Evangelical Christians must understand the nature of New Left postmodern thought. Christians have known enough to fight back but most often have directed their assaults at the wrong targets. They describe the enemy as relativists or as illogical. Postmodernism is not an amoral cultural moment, rather it is a commitment to a single moral absolute: free individuals from the imperialism of tradition. Mulan committed her entire family to the “duties of her heart” and so has become a champion. Christians have the only Gospel that frees humanity from the bondage of sin. The challenge for American Christians will be to find viable ways of translating their worldview into cultural terms that contribute to human flourishing. 

 


Footnotes:

1. The public square is a very important concept in post-war America. It refers to the spaces in which all people can safely experiment with their own way of life, unmolested by moral criticism.

2. The term Judeo-Christian refers to a worldview inspired by Jewish and Christian traditions. Whereas the term “Christian” refers to a person with theological convictions, “Judeo-Christian” means a loyalty to moral absolutes which reflect Jewish and Christian traditions.

3. Gramsci, Antonio, and David Forgacs. 1988. An Antonio Gramsci reader: selected writings, 1916-1935. New York: Schocken Books., 199-200, 249-250.

4. Ibid., see chapter IX. Gramsci claims that “the new type of man demanded by the rationalization of production and work cannot be developed until the sexual instinct has been suitably regulated and until it too has been 
rationalized.” (282) American capitalism is itself hegemonic, dictating sexual behavior to serve the demands of an elite empowered by production.

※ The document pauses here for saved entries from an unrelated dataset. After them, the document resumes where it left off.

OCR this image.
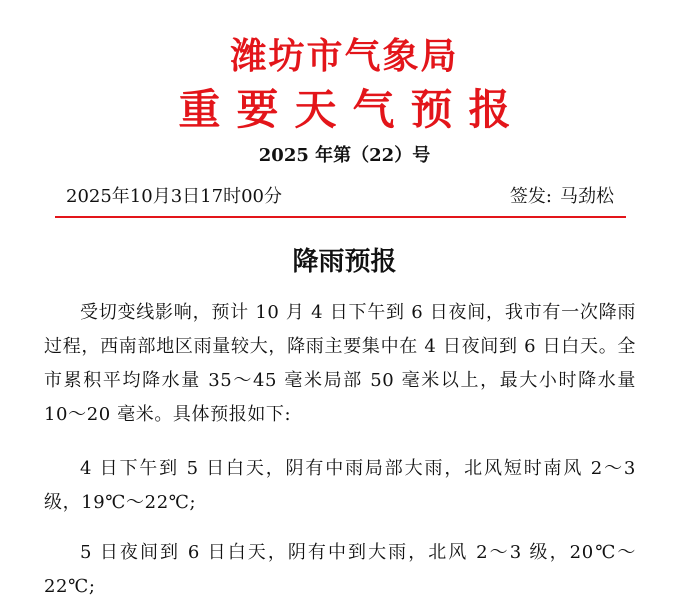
潍坊市气象局
重要天气预报
2025 年第（22）号
2025年10月3日17时00分	签发: 马劲松
降雨预报

受切变线影响，预计 10 月 4 日下午到 6 日夜间，我市有一次降雨过程，西南部地区雨量较大，降雨主要集中在 4 日夜间到 6 日白天。全市累积平均降水量 35～45 毫米局部 50 毫米以上，最大小时降水量 10～20 毫米。具体预报如下:

4 日下午到 5 日白天，阴有中雨局部大雨，北风短时南风 2～3 级，19℃～22℃;

5 日夜间到 6 日白天，阴有中到大雨，北风 2～3 级，20℃～22℃;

5. Lyotard, Jean-François, and Geoff Bennington. 2010. The postmodern condition: a report on knowledge. Minneapolis, Minn: Univ. of Minnesota Press., xxiv.

6. For one of the best discussions of the New Left, read, Diggins, John P. 1973. The American Left in the Twentieth Century. New York [etc.]: Harcourt Brace Jovanovich.

7. Mills, Charles Wright, and Todd Gitlin. 2000. The sociological imagination. New-York: Oxford University Press., 12. Mills states that individual life is in post World War II culture divorced from “the larger institutions within which... (a person’s) life is enacted, and which on occasion bear upon it more greviously than do the intimate environments of childhood.”

8. This is a very short list of all the intellectuals who intentionally sought to undermine America’s traditional Christian worldview. We should not underestimate the influence of Alfred Kinsey. Kinsey assaulted Christian notions of sexual morality. In addition, Mao tse Tung had a tremendous impact on 1960’s intellectuals. These can be added to a long list of New Left Secular thinkers including: Norman Mailer, Malcom X, Che Guevara, Allen Ginsberg, William Burroughs, Saul Alinsky, Timothy Leary, Gloria Steinem, Katherine Millett, and many others. Richard Rorty, the late philosopher at Stanford University, was maybe the most important Secular philosophers of the twentieth century. See: Rorty, Richard. 1979. Philosophy and the mirror of nature. Princeton: Princeton University Press and 1999. Philosophy and social hope. New York: Penguin Books.

9. Given the iconoclastic character of the New Left and the anti-Christian tone of secularism, I feel that the two belong to the same movement in twenty-first century America. It would not have been fair to combine these two terms in the 1970’s or even 1980’s but the two have formed such a powerful alliance that they are now inseparable.

10. Charles M. Blow, “Religious Freedom vs Individual Equality,” New York Times, (New York, NY), April 1, 2015.

11. Dewey, John. 1922. Democracy and education: an introduction to the philosophy of education. New York: Macmillan., 24.